Heat map representing the correlative analysis among murine behavior, gene expression, and microglial morphology. Analysis measured the correlations between behavior (as average rank), gene expression data for APP (APP, SORL1, TYROBP, and CD74) and SPP1 (SPP1, ITGAV, ITGB1, ITGB5, ITGA8, and ITGA5) related signaling, and microglial morphology. Color represents the correlation strength (darker red = stronger positive correlation, darker blue = stronger negative correlation), with strong correlations (Pearson correlation coefficient; PCC > 0.5) included on the heat map. Data analyzed Pearson correlation analysis and significant PCC (P < 0.05) are indicated in bold and trending PCC in italics (P < 0.1).
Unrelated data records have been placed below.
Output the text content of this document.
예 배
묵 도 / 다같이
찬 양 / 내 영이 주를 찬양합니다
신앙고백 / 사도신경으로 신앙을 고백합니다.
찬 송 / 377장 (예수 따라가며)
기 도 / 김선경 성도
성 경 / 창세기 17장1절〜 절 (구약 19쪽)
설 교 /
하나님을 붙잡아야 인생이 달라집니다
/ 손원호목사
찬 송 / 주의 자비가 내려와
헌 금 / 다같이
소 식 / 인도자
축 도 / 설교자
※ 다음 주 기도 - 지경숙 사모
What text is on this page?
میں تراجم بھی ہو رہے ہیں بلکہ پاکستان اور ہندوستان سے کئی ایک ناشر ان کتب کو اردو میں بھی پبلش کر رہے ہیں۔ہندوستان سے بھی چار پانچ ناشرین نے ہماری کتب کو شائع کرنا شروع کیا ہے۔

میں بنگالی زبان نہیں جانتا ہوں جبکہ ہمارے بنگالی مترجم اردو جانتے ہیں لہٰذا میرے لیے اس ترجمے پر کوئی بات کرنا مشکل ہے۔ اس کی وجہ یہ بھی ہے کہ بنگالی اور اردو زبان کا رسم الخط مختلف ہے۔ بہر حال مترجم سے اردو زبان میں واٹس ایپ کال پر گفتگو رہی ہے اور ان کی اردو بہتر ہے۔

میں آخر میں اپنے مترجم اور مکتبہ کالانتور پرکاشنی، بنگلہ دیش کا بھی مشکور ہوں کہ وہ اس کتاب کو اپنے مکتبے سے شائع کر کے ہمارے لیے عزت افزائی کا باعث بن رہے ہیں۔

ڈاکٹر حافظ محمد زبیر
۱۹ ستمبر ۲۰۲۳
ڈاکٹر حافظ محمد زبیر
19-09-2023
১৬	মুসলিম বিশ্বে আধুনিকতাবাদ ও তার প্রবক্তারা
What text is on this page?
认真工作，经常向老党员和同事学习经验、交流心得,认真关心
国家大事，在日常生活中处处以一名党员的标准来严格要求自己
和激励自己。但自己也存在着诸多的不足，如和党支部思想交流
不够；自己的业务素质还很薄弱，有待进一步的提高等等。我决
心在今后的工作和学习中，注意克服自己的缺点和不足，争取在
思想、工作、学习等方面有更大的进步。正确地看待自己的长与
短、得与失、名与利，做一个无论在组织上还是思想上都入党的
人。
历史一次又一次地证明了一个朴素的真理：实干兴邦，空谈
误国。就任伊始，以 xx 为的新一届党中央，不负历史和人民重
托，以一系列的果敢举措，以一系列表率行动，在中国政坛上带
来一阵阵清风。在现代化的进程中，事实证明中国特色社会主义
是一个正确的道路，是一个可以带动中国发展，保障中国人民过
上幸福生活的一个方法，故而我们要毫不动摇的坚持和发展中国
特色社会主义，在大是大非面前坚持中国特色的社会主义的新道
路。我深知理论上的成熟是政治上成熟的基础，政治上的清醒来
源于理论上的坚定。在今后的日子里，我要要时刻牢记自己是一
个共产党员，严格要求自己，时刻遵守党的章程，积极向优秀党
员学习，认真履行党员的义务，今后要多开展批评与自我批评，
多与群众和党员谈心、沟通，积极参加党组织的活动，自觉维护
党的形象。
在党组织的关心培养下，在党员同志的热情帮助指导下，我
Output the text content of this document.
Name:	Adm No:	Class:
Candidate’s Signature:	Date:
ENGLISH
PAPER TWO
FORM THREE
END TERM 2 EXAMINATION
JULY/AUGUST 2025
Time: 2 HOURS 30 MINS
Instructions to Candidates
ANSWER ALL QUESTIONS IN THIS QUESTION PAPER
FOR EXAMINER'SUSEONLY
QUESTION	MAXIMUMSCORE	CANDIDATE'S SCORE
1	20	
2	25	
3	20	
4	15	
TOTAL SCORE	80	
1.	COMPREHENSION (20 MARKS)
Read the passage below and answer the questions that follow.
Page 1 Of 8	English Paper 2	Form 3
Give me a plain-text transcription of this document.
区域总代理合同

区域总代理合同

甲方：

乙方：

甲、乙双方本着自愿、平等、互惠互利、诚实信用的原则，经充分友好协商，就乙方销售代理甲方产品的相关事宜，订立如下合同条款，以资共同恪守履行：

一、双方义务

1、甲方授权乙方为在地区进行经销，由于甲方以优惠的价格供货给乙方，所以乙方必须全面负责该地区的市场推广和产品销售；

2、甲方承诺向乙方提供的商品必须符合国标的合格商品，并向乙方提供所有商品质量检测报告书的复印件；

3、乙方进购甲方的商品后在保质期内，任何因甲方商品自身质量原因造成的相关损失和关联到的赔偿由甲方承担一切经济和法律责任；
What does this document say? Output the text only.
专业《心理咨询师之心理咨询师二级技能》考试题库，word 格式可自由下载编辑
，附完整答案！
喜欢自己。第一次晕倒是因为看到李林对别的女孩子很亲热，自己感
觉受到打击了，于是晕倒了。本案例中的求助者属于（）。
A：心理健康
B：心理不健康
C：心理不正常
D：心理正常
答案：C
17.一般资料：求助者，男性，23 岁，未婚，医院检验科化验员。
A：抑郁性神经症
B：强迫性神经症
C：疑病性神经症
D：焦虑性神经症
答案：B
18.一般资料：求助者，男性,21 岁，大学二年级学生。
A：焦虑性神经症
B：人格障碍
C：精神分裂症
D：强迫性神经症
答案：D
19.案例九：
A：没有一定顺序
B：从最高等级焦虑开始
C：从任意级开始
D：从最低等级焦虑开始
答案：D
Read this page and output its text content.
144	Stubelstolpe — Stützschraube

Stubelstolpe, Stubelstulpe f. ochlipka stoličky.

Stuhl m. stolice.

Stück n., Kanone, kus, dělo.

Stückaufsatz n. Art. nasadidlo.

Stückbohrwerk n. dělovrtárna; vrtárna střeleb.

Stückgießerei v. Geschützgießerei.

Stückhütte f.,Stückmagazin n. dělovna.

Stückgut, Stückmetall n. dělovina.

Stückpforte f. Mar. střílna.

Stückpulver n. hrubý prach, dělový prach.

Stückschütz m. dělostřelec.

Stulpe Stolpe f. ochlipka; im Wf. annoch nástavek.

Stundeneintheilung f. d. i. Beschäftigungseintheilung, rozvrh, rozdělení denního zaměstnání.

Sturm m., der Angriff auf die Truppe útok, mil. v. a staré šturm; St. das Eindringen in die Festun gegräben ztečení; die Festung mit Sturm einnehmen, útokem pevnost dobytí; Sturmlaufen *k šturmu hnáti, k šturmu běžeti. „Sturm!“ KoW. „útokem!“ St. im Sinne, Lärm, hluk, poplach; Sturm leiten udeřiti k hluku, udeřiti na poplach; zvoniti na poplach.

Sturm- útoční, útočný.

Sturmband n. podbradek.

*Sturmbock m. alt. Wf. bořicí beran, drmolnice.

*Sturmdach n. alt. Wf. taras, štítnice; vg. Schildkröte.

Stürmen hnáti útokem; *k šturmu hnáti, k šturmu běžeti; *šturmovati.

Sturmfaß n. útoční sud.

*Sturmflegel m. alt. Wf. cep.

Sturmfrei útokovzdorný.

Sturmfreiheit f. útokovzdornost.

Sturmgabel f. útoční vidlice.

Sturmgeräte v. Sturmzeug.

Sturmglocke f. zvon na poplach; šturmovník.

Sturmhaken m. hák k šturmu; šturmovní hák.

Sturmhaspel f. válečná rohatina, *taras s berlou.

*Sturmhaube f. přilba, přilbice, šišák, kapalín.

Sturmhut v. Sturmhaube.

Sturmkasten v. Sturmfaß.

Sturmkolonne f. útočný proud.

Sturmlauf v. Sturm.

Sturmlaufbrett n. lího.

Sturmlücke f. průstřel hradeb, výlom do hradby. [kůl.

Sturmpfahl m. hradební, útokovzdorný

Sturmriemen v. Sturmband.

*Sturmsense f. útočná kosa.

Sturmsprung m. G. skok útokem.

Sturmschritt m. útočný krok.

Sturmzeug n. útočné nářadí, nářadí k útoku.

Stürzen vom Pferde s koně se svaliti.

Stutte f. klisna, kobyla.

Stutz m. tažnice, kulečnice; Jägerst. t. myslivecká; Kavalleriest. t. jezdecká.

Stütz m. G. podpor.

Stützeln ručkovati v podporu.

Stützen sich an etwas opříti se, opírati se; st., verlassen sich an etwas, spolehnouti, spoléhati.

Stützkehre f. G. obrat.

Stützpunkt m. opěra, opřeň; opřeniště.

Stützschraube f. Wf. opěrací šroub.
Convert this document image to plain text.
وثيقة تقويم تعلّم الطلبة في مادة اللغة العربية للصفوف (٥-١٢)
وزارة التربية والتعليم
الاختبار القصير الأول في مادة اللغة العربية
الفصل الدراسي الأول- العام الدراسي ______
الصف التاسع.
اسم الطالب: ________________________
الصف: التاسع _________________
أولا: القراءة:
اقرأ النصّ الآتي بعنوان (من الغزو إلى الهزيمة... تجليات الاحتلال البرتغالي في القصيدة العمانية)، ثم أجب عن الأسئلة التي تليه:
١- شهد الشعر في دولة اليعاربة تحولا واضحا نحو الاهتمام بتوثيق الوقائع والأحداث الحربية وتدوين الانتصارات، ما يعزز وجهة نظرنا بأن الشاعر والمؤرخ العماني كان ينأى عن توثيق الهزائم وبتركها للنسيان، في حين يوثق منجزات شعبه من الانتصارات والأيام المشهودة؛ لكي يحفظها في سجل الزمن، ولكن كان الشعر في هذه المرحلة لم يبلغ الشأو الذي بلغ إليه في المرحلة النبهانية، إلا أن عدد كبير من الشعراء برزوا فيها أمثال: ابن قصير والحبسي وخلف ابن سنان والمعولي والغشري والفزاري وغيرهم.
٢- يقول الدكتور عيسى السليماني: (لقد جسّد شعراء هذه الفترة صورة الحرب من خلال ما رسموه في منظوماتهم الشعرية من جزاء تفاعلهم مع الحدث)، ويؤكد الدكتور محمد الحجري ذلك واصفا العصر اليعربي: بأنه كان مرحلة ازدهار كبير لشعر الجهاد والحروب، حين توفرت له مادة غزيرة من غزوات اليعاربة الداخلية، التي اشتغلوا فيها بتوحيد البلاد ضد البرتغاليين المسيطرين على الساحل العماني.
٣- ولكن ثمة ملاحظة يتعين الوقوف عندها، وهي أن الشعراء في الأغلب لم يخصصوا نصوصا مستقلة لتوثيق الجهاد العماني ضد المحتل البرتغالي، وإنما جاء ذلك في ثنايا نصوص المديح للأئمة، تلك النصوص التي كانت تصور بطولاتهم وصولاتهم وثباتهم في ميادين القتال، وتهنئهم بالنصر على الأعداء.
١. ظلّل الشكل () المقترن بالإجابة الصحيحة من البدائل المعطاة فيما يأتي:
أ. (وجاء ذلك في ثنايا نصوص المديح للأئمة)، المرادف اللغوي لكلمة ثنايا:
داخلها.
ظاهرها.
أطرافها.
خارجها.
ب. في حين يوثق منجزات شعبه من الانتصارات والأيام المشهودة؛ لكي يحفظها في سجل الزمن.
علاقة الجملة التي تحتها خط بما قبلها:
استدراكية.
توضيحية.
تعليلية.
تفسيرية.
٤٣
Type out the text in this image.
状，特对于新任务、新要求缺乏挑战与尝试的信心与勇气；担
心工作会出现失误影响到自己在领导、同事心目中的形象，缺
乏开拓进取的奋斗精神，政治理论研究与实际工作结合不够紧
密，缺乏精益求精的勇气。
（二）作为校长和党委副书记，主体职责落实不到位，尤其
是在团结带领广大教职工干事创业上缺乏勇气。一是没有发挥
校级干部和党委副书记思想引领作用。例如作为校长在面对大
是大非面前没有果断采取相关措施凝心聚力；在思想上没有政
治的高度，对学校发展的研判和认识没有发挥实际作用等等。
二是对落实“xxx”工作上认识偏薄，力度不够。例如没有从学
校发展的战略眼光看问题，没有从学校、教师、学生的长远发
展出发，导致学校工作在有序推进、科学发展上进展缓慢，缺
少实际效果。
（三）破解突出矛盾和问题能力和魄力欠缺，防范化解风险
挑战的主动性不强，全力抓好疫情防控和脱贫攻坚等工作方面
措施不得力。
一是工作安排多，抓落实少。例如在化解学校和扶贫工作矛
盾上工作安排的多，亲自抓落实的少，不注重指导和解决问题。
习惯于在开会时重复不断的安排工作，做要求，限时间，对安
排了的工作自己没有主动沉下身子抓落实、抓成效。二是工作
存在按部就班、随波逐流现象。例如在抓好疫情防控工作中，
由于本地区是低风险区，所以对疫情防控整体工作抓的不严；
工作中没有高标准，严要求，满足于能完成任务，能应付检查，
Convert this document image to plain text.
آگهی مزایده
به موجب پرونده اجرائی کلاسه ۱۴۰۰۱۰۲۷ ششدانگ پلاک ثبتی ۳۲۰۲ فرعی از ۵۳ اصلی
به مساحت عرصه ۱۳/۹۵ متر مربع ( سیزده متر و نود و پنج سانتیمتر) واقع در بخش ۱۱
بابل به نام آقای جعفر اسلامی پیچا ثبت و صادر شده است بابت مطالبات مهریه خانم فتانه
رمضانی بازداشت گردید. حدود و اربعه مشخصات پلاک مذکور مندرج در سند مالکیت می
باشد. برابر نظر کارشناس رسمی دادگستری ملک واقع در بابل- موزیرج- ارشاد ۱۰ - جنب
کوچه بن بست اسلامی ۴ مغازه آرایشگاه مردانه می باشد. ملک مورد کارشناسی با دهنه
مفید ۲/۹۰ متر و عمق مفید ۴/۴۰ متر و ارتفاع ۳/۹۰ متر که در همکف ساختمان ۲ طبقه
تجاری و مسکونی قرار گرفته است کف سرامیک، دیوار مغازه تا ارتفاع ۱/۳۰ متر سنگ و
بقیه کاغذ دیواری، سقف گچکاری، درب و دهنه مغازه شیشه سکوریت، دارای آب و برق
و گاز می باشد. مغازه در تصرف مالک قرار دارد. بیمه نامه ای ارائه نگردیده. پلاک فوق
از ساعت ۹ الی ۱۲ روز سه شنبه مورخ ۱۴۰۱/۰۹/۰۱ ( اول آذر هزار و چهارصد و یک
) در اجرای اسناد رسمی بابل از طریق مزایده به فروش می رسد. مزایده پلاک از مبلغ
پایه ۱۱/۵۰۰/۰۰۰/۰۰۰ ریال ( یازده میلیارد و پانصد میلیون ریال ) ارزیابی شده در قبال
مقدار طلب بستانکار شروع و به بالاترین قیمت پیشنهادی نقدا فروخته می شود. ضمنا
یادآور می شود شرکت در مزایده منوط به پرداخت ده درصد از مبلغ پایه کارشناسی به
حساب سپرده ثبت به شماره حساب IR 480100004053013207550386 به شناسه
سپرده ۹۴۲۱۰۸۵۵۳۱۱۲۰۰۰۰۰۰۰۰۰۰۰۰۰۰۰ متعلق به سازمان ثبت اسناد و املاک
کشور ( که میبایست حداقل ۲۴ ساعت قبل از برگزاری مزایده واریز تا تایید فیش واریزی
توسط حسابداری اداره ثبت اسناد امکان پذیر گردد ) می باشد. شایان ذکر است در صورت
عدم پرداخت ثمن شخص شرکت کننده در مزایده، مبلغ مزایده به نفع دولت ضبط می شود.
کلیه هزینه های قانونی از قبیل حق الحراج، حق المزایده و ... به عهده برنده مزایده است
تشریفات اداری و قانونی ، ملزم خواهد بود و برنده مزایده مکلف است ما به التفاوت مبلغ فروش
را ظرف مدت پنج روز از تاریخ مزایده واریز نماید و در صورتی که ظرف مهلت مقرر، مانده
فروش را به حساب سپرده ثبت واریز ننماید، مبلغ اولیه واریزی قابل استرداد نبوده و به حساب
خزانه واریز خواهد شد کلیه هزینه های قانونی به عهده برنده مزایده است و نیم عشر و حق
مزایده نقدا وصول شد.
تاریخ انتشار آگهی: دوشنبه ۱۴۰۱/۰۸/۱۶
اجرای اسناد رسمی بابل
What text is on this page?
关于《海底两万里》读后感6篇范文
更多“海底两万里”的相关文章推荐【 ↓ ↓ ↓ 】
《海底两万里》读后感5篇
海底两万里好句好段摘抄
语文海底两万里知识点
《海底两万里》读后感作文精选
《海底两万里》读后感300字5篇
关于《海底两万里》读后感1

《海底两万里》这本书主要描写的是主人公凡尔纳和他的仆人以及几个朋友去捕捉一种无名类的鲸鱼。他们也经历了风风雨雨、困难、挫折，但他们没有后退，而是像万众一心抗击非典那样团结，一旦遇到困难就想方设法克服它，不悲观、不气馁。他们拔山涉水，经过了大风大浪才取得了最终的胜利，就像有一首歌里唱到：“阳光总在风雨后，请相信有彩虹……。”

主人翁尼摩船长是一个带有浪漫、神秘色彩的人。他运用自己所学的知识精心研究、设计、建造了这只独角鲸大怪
For quartiles, cellular complexity data were divided into four quartiles and the percentage of cells that fell within the two outermost quartiles of complexity (Q1 and Q4) were included in the analysis. A greater percentage of cells within Q1 is indicative of a high degree of activation, whereas a greater percentage of cells within Q4 is indicative of a low degree of activation (quartile 4). Avg, average; Cplx, complexity; Mol, molecular; Q, quartile.